Fin dalle prime settimane dopo l’arresto è partito il tam-tam mediatico per chiedere l’immediato rilascio dei ricercatori imprigionati. Gli amici e colleghi hanno creato un sito per diffondere informazioni senza filtri di regime e raccogliere gli appelli, primo fra tutti quello firmato da oltre 1.100 tra ambientalisti e biologi della conservazione iraniani e indirizzato al capo della magistratura di Teheran. Nel novembre 2018 oltre 340 scienziati da tutto il mondo, tra cui la grande primatologa Jane Goodall, hanno chiesto il rilascio, seguiti da analoghi appelli tra cui quelli dell’IUCN, l’Unione Internazionale per la conservazione della natura, della Zoological Society of London e, fuori dalla comunità scientifica, dell’ONU e del Parlamento europeo.

 

Il 5 giugno scorso, in occasione della Giornata mondiale dell’ambiente, Jane Goodall si è fatta portavoce di un nuovo appello alla clemenza per i ricercatori imprigionati e ha richiamato l’urgenza di riprendere gli sforzi per salvare i grandi felini iraniani dall’estinzione, interrotti dopo l’arresto nel 2018. Nella stessa data un gruppo di nove ex compagne di carcere di Sepideh Kashani e Niloufar Bayani ha pubblicato una lettera aperta di sostegno alla loro causa: “da loro abbiamo imparato e potuto apprezzare più profondamente la sensibilità per la natura e l’ambiente del nostro pianeta e come esso sia la vera ricchezza di ogni suo cittadino.” Tra loro anche Kylie Moore-Gilbert, un’antropologa anglo-australiana, arrestata all’aeroporto di Teheran mentre rientrava a Melbourne dopo un convegno e imprigionata per due anni con l’accusa di spionaggio. La Moore-Gilbert, rilasciata solo a seguito di uno scambio di prigionieri, ha recentemente raccontato in un libro intitolato The Uncaged Sky le violenze fisiche, psicologiche e sessuali alle quali vengono sottoposte le detenute nel carcere di Evin.

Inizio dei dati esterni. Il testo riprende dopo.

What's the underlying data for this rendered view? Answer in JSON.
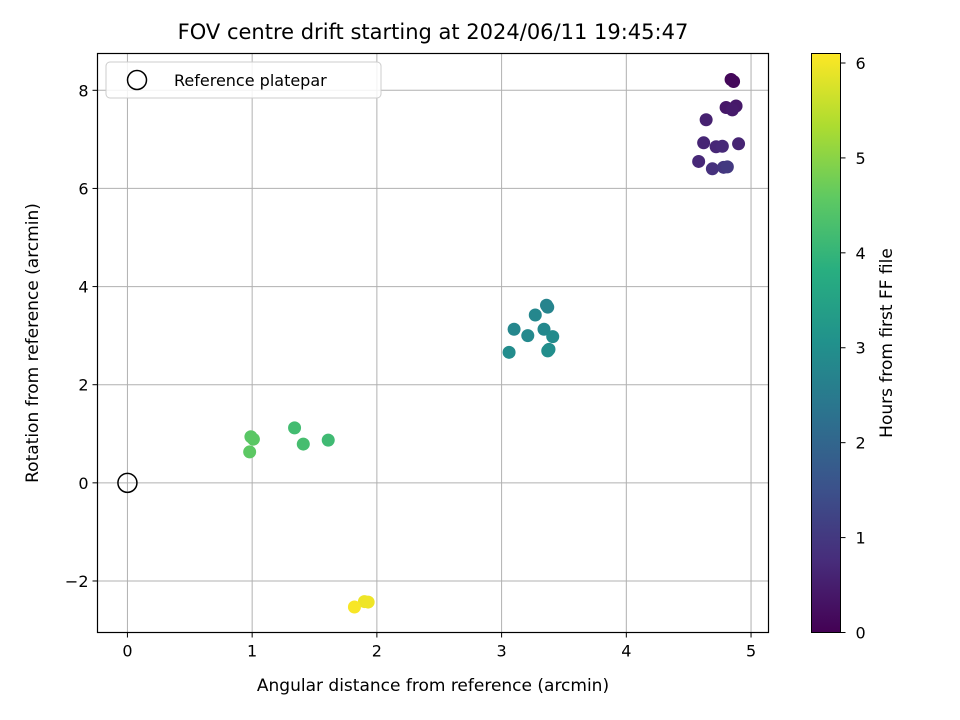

Fra poche settimane saranno passati cinque anni dall’arresto e sei ricercatori sono ancora rinchiusi in prigione (Abdolreza Koupayeh è stato rilasciato nel marzo del 2020). Quella che era cominciata come una storia di speranza e orgoglio, un paese in grave crisi economica che tuttavia trova le forze per tentare di salvare una specie a rischio di estinzione, è diventata una vergogna inaccettabile. Invece di essere portati ad esempio come promotori di un’immagine positiva dell’Iran, i ricercatori della Persian Wildlife Heritage Foundation sono stati stritolati da un’inaccettabile invasione della politica nella conservazione della biodiversità. La comunità scientifica internazionale deve tenere accesa la luce su questa vicenda e alzare la voce, parlando anche per coloro a cui la parola è stata tolta il 24 gennaio del 2018.